Pour assurer le spectacle, les organisateurs ont cherché à simplifier les règles, dans le respect de l'égalité des chances entre des concurrents qui ne vivent pas avec le même handicap, ni avec le même degré de handicap. Athlètes debout, assis et déficients visuels sont désormais les trois seules catégories retenues.
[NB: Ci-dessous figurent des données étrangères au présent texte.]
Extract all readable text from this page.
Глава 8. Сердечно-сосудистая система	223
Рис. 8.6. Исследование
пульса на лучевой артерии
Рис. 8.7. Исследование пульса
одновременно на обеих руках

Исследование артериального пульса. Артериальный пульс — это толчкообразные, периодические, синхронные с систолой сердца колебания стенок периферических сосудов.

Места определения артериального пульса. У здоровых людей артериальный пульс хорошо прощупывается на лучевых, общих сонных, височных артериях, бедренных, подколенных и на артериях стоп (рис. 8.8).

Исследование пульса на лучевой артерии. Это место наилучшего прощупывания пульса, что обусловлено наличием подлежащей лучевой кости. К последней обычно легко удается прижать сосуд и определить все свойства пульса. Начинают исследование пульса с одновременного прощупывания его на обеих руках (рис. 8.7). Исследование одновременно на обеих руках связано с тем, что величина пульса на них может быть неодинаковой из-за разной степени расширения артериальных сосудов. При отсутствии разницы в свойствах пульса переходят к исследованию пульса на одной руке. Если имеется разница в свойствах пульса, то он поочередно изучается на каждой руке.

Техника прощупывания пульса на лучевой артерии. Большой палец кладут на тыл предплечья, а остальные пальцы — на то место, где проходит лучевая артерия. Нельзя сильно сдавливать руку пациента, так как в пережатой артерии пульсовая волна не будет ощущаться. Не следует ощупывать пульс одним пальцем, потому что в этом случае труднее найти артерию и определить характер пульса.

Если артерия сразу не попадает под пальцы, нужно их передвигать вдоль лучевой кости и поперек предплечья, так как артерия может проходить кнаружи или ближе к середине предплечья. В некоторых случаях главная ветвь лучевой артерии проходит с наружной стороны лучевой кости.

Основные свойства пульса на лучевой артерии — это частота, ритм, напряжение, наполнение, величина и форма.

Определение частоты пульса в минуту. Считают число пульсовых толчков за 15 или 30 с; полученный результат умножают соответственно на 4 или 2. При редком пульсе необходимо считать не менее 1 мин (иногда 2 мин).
En ski, dans chaque catégorie, le temps réel de chaque coureur sera pondéré par un coefficient qui prend en compte son degré de handicap.
Ce système évite la multiplication des compétitions : aux derniers Jeux paralympiques d'été en septembre 2004, il y avait par exemple des courses de vitesse pour pratiquement chaque catégorie de handicap... et parfois pénurie de concurrents.
Le courage du sportif qui a surmonté la perte d'une partie de sa validité est évidemment une valeur cardinale de ces "autres" Jeux. Mais les athlètes handicapés se considèrent avant tout comme des sportifs de haut niveau, et certains ne sont pas à l'abri de la tentation de la triche. Quelque 280 tests antidopage seront d'ailleurs pratiqués par le Comité international paralympique.